The waitress, a purple skinned woman with two small, pointed horns on her forehead, who has been cleaning up Nib and Ismelda’s table for a little too long now, tips something over and makes a show of clearing it off the floor.

I glare at her too, as if this is all her fault.

“I have feelings too, you know! And I’m tired of—of chasing Rhokar around! If he can’t step up and fix this, show me that he can think of me, too, then I don’t care anymore. Maybe he deserves to be shunned from his kids.”

“Ella…” Grace says with a warning tone and a raise of her brows, and I let out a huff.

“Okay, you’re right, that’s just me being bitchy and lashing out.” I cross my arms and lean back. “He doesn’t deserve that, but, still… If we’re going to have a working relationship, I need to know this isn’t going to just be a one-way street. Does he even think about me when I’m not there? Or is he too caught up in himself to care?”

“I don’t think he’s that kind of orc,” Nib says carefully.

“‘Scuse me, y’all, sorry to interrupt,” the waitress says as she sashays across to our table, a heavy southern twang to her voice, “but I couldn’t help but overhear…”

I close my eyes and let out a slow breath. For crying out loud.

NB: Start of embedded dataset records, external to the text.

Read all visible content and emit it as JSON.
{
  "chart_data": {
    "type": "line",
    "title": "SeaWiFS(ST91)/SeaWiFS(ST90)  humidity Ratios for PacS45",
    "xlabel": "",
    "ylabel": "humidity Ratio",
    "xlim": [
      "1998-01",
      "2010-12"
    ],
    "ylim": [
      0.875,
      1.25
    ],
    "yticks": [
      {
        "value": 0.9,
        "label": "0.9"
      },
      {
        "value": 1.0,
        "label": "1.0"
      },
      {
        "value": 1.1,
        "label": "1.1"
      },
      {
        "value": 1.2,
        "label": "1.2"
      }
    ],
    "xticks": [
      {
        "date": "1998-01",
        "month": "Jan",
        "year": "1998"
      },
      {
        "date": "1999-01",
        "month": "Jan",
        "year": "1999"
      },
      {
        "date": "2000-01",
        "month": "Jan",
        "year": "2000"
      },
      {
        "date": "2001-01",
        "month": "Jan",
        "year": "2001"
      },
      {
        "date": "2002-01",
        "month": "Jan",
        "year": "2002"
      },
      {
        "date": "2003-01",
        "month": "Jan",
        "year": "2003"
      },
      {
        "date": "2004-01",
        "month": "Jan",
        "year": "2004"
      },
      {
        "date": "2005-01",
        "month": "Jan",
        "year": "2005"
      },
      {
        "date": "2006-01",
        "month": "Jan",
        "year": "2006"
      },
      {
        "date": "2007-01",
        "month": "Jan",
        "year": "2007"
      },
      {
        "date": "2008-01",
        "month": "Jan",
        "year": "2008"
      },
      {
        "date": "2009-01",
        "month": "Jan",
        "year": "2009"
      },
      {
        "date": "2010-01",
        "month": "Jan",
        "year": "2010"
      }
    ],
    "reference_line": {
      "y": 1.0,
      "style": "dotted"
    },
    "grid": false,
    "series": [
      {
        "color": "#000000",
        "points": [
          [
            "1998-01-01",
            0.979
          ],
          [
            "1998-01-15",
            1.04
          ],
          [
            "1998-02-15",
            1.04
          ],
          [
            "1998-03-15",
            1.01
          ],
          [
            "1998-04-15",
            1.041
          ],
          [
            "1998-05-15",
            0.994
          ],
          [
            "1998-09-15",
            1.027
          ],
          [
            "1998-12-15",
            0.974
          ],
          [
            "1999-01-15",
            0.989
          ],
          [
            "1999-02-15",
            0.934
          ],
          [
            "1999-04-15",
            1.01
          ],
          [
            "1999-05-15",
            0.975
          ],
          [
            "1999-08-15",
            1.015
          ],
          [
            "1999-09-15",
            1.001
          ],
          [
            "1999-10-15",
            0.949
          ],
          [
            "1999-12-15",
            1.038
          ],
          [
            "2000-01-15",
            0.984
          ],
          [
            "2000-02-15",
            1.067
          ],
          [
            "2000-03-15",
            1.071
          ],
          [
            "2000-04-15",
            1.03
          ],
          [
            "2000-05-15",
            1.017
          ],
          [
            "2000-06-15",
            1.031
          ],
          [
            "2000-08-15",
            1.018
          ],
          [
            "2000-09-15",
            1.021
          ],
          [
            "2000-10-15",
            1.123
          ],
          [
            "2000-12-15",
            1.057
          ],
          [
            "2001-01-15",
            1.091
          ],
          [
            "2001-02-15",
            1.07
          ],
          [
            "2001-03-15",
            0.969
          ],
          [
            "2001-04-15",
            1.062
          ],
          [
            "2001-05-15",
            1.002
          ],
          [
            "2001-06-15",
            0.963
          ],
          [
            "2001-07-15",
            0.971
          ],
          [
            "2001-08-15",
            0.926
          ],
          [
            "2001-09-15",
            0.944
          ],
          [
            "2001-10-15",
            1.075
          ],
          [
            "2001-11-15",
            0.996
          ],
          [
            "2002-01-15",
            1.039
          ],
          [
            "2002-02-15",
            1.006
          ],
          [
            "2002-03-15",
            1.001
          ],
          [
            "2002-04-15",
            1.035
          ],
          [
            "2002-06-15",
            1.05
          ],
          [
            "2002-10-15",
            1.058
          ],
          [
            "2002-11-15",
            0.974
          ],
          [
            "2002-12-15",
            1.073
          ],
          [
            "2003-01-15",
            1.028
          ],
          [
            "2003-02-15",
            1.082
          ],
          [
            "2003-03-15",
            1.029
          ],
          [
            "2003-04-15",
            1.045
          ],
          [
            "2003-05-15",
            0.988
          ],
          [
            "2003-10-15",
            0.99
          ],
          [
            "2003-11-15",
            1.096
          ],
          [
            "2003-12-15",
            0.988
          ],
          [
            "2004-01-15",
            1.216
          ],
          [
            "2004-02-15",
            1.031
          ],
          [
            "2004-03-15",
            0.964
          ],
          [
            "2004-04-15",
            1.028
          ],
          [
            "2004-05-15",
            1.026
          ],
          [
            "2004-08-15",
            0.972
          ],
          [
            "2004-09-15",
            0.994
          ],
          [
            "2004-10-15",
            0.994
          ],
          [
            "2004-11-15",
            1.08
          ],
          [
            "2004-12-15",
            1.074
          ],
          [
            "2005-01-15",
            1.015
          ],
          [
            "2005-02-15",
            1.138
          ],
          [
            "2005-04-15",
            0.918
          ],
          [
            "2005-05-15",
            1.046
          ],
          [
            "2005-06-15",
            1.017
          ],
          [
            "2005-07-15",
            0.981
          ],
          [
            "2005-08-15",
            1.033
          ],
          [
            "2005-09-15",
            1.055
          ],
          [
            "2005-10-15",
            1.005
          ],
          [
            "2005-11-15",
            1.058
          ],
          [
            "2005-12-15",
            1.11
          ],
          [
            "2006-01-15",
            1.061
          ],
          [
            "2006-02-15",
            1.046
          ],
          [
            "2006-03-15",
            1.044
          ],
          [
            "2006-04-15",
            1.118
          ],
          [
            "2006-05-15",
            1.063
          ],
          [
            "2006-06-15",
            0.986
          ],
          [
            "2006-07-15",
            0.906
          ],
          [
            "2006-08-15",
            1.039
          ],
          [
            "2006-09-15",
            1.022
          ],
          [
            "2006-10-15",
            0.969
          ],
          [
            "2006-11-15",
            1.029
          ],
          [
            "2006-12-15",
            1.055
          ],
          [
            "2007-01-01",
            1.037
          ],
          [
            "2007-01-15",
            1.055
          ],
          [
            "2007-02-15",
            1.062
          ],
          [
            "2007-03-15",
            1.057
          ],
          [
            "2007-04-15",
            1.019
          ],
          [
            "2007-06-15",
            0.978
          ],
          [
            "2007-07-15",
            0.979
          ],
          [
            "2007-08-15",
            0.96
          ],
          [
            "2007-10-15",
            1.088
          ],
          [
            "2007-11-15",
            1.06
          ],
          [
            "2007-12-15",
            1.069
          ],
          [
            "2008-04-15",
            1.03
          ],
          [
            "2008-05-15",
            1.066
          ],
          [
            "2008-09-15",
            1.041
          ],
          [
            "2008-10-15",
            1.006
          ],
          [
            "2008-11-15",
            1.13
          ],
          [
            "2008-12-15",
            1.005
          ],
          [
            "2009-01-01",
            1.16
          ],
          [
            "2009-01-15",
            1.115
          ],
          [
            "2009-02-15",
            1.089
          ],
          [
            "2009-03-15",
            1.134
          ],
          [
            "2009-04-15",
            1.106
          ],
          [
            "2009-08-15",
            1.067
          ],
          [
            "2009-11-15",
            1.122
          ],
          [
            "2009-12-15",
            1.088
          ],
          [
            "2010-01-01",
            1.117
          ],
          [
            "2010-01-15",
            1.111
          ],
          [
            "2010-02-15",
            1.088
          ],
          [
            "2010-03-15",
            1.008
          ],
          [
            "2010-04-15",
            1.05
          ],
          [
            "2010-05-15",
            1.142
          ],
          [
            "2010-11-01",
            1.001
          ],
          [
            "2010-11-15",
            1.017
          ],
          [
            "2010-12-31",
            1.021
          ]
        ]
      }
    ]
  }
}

“We’re talkin’ about Mr. Rhokar Strongarm over at that construction company, right? Grumpy green orc with a complex about women flirtin’ with him?”

“Wow, they don’t even pretend not to be nosy around here, do they?” Grace says in a stage whisper, and I pop open my eyes, resigned to my fate.

“Yes,” I sigh to the waitress. “That’s the one.”

“Well, he comes ‘round here every now and then with his minotaur friend for lunch, and I can tell you right now, they’ve been talkin’ about you more often than not these past weeks.” She cocks her hip and pulls a cloth out of her small apron, half-heartedly swiping it over the edge of our table near the twins. “That is if you are, in fact, Miss Davis? Which I’m guessin’ you must be, seein’ as there aren’t many human women here.”

I blink, unsure what to do with that information. “Uh, yes, I am.”

“Well that man has a heavy crush on you, I can tell you that much!” She grins and winks at me. “He brings you up in conversation every other minute, and then gets all flustered real quick-like. But he don’t get blush-y and frazzled when other girls come near, just kinda angry. I’m tellin’ you, when I flirted with him all he did was glare—although that handsome minotaur friend of his was quick to swoop in. He’s a charmer, that one… Anyway, sweetheart, I wouldn’t worry about that man not thinkin’ about you.” She finishes pretending to clean the three inches of space at the corner of our table and throws the towel up over her shoulder. “If anything, I suspect you’re constantly on his mind.”

“THIS IS TRUE,” the troll in the kitchen calls out in a booming Russian accent, and we all turn to see him leaning with his arms folded over the pass as he watches us. “HE IS IN LOVE, I THINK. IS VERY OBVIOUS TO ME.”